Perut Alana berbunyi, pertanda si perut butuh asupan nasi. Padahal, belum waktunya makan siang. Camilan yang disediakan oleh Kevin di atas nakas sedari tadi sudah habis. Maklum saja, ibu menyusui memang mudah lapar.

Perlahan Alana turun dari ranjang sambil memegang perut. Dengan jalan tertatih-tatih dan sesekali mendesis karena ngilu, akhirnya Alana tiba di ruang makan. Namun, langkahnya terhenti saat mendengar Yuni berbicara.

"Lagipula Ibu heran, kenapa istrimu itu lahiran sesar terus? Kelaminnya gak mau rusak, begitu?"

"Ya tidak seperti itu juga, Bu. Semua dokter yang memutuskan."

"Allaaaah ... padahal kalau istrimu sabar pasti bisa itu lahiran normal!"

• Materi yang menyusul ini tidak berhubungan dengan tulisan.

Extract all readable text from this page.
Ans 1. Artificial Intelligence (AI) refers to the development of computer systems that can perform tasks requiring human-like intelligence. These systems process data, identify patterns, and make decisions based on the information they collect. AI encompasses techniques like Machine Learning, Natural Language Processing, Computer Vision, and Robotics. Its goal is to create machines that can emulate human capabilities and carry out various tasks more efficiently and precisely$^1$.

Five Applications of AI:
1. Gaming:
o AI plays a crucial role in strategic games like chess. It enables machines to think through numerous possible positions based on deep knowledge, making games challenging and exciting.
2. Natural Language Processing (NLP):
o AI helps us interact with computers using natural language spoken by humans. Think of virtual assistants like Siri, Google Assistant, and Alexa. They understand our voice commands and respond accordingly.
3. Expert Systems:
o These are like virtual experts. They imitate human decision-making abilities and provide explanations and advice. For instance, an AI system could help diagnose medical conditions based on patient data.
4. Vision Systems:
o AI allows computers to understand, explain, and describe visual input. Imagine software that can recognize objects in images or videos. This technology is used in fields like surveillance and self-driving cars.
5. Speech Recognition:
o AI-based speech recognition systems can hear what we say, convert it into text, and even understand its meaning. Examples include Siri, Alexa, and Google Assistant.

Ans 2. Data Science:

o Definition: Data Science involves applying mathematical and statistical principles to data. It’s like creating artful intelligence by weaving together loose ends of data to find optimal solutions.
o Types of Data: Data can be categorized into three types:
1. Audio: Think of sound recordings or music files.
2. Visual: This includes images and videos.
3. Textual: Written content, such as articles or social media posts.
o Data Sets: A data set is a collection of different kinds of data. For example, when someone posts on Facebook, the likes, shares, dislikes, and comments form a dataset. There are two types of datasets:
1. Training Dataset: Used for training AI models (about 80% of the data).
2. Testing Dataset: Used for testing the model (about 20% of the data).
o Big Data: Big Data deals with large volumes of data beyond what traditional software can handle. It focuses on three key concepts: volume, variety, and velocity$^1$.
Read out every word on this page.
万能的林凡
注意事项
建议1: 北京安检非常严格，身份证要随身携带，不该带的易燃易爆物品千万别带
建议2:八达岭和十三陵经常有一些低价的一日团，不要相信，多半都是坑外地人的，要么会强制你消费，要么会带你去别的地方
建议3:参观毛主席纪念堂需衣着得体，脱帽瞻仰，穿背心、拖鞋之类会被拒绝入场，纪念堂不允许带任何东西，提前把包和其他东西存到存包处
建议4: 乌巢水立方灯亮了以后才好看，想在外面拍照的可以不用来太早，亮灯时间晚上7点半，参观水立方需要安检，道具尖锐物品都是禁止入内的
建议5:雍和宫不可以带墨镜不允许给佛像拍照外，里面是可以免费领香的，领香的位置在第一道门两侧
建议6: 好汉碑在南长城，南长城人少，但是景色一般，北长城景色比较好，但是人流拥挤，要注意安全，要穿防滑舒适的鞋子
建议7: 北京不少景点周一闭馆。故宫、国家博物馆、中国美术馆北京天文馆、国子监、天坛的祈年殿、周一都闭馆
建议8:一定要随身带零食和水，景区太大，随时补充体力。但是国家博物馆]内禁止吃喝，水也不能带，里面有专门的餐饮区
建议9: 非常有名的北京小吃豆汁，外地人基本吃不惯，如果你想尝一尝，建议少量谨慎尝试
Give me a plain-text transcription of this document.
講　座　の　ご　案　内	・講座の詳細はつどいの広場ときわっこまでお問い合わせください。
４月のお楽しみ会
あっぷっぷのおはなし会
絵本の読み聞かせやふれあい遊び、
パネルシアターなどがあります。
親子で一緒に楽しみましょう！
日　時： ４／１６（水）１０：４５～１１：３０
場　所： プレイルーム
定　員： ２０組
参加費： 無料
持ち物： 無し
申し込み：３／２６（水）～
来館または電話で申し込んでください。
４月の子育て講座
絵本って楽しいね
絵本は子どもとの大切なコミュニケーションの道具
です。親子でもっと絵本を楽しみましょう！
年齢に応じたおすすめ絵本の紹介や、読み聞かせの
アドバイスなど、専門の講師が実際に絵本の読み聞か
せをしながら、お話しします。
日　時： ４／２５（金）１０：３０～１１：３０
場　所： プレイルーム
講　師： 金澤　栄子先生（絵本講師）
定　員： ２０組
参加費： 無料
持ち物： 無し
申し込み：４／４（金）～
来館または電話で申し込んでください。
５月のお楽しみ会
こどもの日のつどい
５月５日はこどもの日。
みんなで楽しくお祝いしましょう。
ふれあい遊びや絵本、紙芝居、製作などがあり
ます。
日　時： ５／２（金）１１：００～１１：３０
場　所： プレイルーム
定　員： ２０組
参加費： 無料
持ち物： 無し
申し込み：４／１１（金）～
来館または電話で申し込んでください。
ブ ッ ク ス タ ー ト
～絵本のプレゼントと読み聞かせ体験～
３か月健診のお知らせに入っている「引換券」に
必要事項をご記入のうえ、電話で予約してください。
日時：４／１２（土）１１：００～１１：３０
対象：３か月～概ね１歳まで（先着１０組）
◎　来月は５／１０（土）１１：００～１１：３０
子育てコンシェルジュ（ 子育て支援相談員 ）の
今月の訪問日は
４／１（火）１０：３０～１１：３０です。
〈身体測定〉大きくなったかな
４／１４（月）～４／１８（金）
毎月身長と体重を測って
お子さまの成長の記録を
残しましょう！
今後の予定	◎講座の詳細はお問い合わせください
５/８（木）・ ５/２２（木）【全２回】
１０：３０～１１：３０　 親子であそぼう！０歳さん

Alana yang berdiri di balik tembok mempertajam pendengarannya. Ada rasa kecewa atas apa yang Yuni utarakan. Jika saja memungkinkan untuk lahiran normal, tentu saja Alana mau dan memang itu yang ia harapkan.

"Pokoknya Ibu mau cucu laki-laki!"

Alana mulai mengerti. Kenapa Yuni tidak pernah datang saat Alana melahirkan. Dari anak pertama sampai anak ketiga, sekarang. Kedatangannya kali ini ternyata dengan maksud lain. Dan ternyata karena hal ini pula sikap Yuni berubah kepadanya. Dahulu, Alana begitu dipujinya atas kecantikan, kecerdasan, juga sopan santunnya. Dengan bangganya pula Yuni memperkenalkan Alana kepada teman-temannya. Sekarang, jangankan memuji, senyum pun tak lagi ada.

Alana tersenyum getir.

"Untuk keinginan Ibu itu aku minta maaf. Aku tidak bisa mengabulkannya, Bu."

"Bisa!"

"Caranya?"

"Kamu cari wanita lain yang mampu melahirkan anak laki-laki!"

Alana terhenyak. Matanya terbelalak seiring dengan degup jantung yang tak menentu.

Apa suaminya akan mengikuti keinginan ibunya?